By Daisuke Hori
INNOVATION has brought great developments in many industries – some of which has seen rapid changes over the last few months. The commercial printing industry is no exception to this – how does a traditional print industry keep up with innovation?
There are a variety of trends affecting the niche industry over the past few years; nevertheless, the pandemic has greatly sped up or even to a certain extent, created, some of them in the recent months.
On-demand labels takes centre stage
The rise of micro, home-based businesses during the pandemic have boosted the need for on-demand label printings for shopping labels and information packaging labels. Restaurants, for example, are one of the key players in driving this demand with their takeaway orders.
To maintain a low printing costs, some have chosen ink tank monochrome printers for a more affordable and sustainable option. It has the lowest total cost of ownership for printers in their class, high reliability, low customer hassle and a small footprint for those with limited space.
Apart from home-based businesses, the importance of labels also takes centre stage in a very crucial industry – the healthcare sector. Innovative, quality labels play a critical role in maintaining order and clarity while ensuring patient safety.
Everyday labels such as warning signs, vaccine and medication labels, and equipment labels are all part of the healthcare solutions throughout this pandemic.
With vaccines rolling out worldwide in the coming year, it’s no surprise that this trend will continue to increase as health and safety remains a priority.
Greater demand for security to support a hybrid workforce
With an increasingly hybrid workforce globally, the importance of cybersecurity hygiene has also moved beyond offices to our homes. This, coupled with the rise of Internet-of-Things (IoT), have caused a developing concern on the majority of technology-focused companies, which has begun affecting the printing industry.
Whether it’s for personal or professional use, consumers usually print documents that contain a large amount of sensitive information, which explains the emphasis on the need for security. Because of this, many printing companies have started to educate consumers and businesses on the built-in security features of their product.
For example, the Epson WorkForce Pro printers promotes confidential printing via secure PIN code function. By inputting a PIN which is created by an Enrollee (your machine) to the Registrar (a device that manages the wireless LAN), you can setup the wireless network and security settings.
Not only so, employees access to office Epson scanners, for example, can also be limited via a control panel. This means that the entire networked scanner fleet can be centralised, giving the company maximum control and protection.
According to the 2019 Brand Track SEA Survey Report by Intuit, almost 70% of small and medium sized enterprises (SMEs) indicated they would prefer an office printer that is environmentally-friendly.
This is usually done through product innovation that promotes greener usage. As a global printing technology leader, Epson is doing so through our Heat-Free technology.
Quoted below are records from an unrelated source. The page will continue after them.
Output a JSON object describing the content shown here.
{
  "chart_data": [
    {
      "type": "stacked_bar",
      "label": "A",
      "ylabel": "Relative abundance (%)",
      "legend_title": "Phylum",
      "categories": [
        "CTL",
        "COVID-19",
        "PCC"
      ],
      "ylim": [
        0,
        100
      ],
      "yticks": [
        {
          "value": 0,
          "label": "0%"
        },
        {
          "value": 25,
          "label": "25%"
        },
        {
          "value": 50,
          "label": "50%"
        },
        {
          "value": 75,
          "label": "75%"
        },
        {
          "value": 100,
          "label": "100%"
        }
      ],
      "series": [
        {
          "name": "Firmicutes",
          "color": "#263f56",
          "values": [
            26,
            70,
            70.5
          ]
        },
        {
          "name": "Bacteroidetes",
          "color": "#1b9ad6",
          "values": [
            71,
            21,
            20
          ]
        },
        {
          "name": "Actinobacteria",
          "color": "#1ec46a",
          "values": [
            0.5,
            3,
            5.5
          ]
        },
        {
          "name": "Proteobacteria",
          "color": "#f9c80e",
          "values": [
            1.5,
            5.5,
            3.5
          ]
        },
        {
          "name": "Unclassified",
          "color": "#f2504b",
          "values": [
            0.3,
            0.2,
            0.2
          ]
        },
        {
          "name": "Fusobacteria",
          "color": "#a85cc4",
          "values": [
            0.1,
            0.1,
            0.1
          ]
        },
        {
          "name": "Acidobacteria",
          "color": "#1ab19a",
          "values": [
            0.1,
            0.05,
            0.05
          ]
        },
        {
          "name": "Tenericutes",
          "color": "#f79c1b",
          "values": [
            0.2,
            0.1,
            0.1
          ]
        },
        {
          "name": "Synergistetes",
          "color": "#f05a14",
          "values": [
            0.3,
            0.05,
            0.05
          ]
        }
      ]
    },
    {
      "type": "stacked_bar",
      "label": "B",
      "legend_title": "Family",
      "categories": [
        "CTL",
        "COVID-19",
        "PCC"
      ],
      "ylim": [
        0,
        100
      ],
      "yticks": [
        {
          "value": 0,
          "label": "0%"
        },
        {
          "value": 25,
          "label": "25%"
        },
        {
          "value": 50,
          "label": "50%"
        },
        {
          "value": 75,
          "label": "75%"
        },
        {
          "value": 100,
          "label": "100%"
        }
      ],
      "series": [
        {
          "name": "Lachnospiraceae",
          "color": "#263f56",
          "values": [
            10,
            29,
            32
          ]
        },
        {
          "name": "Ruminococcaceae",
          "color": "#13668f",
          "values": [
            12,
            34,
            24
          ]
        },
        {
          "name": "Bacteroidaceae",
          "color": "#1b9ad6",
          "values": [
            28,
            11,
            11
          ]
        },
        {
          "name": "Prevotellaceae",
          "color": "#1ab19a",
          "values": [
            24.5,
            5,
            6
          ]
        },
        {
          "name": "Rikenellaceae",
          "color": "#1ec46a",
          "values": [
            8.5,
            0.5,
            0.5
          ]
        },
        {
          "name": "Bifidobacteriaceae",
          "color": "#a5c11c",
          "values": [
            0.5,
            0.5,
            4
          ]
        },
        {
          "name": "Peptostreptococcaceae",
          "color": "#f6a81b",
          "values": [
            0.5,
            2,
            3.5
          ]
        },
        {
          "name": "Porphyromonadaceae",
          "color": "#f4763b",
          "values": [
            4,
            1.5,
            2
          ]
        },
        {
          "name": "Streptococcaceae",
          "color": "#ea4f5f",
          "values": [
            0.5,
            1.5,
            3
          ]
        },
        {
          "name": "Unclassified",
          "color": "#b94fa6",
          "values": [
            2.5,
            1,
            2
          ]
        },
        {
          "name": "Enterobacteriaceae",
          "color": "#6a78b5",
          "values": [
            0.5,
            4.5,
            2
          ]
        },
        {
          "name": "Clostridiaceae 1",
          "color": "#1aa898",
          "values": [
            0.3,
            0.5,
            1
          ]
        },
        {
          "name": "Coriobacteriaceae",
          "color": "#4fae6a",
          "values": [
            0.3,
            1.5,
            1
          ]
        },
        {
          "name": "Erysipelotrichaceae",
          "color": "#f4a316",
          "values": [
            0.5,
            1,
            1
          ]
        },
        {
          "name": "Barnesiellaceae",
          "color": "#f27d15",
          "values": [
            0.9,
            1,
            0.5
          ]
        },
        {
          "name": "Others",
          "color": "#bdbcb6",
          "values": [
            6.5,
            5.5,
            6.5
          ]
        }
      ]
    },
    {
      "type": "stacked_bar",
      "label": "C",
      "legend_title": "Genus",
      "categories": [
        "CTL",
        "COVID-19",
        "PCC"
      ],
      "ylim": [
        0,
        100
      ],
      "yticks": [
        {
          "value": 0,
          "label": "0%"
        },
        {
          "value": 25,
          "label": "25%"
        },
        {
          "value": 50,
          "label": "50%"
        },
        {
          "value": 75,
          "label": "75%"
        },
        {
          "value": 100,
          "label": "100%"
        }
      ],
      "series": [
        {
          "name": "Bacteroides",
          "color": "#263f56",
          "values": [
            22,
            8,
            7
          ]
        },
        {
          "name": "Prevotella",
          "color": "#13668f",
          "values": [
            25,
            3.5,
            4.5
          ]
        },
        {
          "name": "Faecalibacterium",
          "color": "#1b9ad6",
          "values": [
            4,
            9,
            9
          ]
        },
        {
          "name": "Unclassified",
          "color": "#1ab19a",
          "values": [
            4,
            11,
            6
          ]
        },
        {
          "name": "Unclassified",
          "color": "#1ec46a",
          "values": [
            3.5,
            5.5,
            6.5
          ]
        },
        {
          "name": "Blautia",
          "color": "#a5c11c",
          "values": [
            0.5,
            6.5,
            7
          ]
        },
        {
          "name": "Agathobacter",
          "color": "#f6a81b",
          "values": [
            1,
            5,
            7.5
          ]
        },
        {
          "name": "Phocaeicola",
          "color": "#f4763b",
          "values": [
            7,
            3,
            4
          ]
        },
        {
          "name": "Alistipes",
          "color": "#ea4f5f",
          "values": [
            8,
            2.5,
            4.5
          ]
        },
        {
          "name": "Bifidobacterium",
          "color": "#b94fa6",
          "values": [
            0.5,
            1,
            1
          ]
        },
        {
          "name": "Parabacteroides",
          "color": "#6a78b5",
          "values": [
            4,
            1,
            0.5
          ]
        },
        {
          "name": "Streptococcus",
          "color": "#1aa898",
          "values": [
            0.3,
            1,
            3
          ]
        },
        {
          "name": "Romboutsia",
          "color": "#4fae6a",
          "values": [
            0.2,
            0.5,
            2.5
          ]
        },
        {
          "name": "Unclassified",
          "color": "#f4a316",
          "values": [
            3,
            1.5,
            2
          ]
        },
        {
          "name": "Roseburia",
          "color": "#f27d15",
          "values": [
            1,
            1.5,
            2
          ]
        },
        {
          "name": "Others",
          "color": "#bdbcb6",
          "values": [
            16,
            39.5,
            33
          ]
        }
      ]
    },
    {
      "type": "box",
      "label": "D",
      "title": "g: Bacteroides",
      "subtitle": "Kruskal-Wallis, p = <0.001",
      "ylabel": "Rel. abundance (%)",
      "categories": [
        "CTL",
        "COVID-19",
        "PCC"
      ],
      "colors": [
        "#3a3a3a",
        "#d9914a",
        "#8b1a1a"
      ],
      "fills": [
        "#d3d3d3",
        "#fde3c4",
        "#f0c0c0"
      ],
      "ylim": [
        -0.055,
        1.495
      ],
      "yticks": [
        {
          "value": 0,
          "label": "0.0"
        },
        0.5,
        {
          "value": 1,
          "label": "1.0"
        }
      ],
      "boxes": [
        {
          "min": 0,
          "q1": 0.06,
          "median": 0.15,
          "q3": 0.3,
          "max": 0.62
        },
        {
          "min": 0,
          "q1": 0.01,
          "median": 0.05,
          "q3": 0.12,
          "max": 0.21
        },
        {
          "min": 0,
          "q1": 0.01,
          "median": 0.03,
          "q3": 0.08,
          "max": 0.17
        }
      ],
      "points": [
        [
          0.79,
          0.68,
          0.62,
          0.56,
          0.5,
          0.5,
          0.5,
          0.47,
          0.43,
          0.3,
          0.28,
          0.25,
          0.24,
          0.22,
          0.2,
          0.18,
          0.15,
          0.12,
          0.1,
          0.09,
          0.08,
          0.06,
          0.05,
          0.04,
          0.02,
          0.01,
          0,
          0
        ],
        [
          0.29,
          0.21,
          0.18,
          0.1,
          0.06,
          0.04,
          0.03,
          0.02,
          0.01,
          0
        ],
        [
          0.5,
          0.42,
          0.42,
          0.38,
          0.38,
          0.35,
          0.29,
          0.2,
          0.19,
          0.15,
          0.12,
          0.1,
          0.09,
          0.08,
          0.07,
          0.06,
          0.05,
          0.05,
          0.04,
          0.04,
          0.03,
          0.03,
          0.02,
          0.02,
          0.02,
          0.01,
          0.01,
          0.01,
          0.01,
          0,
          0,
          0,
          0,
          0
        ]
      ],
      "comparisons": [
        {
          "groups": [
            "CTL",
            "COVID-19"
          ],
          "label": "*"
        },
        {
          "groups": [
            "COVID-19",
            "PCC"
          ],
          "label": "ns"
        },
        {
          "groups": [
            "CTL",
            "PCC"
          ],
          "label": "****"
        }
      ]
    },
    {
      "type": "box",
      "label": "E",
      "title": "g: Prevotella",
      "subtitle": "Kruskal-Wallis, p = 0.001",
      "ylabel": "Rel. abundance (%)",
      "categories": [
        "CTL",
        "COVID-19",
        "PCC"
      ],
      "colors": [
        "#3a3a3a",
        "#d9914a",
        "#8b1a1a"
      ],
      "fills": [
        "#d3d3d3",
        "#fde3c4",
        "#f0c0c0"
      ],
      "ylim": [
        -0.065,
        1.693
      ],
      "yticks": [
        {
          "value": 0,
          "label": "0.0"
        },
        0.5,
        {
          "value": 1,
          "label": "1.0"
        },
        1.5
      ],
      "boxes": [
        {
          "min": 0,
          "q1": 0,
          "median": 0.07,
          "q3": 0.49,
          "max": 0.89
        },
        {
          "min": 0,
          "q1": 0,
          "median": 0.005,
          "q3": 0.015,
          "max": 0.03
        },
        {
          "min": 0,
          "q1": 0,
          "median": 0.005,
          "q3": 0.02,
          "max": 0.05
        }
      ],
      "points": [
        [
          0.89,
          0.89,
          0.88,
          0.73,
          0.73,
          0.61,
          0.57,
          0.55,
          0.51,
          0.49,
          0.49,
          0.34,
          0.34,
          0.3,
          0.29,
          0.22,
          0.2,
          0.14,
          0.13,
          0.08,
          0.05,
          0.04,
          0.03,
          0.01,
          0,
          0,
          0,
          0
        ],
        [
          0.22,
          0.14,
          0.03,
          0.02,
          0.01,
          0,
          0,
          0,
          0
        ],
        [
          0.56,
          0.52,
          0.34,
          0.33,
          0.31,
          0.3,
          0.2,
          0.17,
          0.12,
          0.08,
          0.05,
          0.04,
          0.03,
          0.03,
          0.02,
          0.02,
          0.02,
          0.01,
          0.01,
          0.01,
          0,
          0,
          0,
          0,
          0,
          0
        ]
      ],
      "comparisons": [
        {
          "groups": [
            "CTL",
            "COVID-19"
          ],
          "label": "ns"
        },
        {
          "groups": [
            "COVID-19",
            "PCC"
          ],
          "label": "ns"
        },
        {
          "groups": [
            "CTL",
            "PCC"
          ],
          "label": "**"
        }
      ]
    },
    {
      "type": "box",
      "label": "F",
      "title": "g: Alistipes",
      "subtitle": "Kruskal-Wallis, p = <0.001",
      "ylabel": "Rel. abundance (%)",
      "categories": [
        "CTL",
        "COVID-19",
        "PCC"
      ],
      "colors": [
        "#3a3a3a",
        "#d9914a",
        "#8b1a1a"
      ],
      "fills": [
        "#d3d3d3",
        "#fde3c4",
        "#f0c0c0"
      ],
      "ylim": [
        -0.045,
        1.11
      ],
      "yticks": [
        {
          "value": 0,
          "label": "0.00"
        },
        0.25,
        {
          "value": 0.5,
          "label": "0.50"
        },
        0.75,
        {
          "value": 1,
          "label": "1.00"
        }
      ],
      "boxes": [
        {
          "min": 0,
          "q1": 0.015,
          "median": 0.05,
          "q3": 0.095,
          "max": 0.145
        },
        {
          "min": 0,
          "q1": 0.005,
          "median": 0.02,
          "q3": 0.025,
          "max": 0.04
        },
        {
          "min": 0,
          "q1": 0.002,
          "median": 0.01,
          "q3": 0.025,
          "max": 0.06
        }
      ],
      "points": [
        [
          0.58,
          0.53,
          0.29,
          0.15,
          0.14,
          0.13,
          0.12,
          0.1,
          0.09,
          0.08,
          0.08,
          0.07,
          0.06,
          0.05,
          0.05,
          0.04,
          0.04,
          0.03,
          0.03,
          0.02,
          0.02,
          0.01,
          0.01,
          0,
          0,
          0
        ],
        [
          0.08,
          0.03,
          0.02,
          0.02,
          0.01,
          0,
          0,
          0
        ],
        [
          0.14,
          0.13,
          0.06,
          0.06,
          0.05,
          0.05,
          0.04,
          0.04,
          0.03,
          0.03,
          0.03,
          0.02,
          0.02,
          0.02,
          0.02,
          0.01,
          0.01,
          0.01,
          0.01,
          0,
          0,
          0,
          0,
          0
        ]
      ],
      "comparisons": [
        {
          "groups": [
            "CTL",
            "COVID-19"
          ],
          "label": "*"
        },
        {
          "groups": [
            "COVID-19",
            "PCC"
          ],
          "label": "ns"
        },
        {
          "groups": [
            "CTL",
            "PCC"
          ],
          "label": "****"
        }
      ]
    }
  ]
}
When it comes to the environmental footprint of an office, usage of printers can have more impact than one might think. For example, Epson’s business inkjet printers consume 85% less energy and emit less carbon dioxide than a laser printer as they do not require heat to eject ink onto the paper.
With this, businesses can enjoy greater convenience and savings as these printers deliver high printing volumes at low running costs.
Consumers also play an important role in supporting greener technology. They must educate themselves on how the brand they support operates, their commitment towards producing environmental-friendly products, and the technology owned by the company.
That way, we can truly become part of the global sustainability movement, helping Malaysia to advance in our environmental goals.
Increased personalisation on both online and offline
Much like how hyper-personalisation is making waves in the digital front, print has also observed an increased demand in personalisation.
Customer databases and automation capabilities make this easily achievable on digital – but integrated with print, the impact could bring long term customer loyalty. Ecommerce players are playing this personalisation to their advantage.
Human elements are most difficult to replicate online – that’s why people tend to keep handwritten cards, gift boxes, and letters etc because they have emotional value.
According to Marketing Insider Group, 78% of consumers find that personalized content increases their purchase intent for a brand’s products and services. While most of these are done online through automated marketing, but the same level of customisation can be done on print.
Many printing companies today have expanded the number of services that they can offer in terms of design and layout via a range of technology.
A common example would be personalisation done through life event targeting, offering a unique chance to engage with customers during an emotional time in their lives. For example, brands can deliver a personalised card during birthdays, holidays, or even discount vouchers for retargeting.
In addition, there are also applications, like the Epson Creative Print App, which provides a simple, highly customizable layout for printing. Innovative, digital textile printing technology have also allowed fashion designers to take creativity to the next level with more vibrant, detailed prints in smaller runs.
The print industry is niche, with majority of printing companies (72.2%) being in business for over two decades.
With the world moving quickly to the online space, printing companies would have to continue evolving with time to remain sustainable.
New trends will continue to emerge and it’s up to us, the leaders in printing technology, to uphold the standards and set an example for fellow retailers to stay afloat in the unprecedented future. – Feb 14, 2021
Daisuke Hori is the managing director of Epson Malaysia.
The views expressed are solely of the author and do not necessarily reflect those of Focus Malaysia.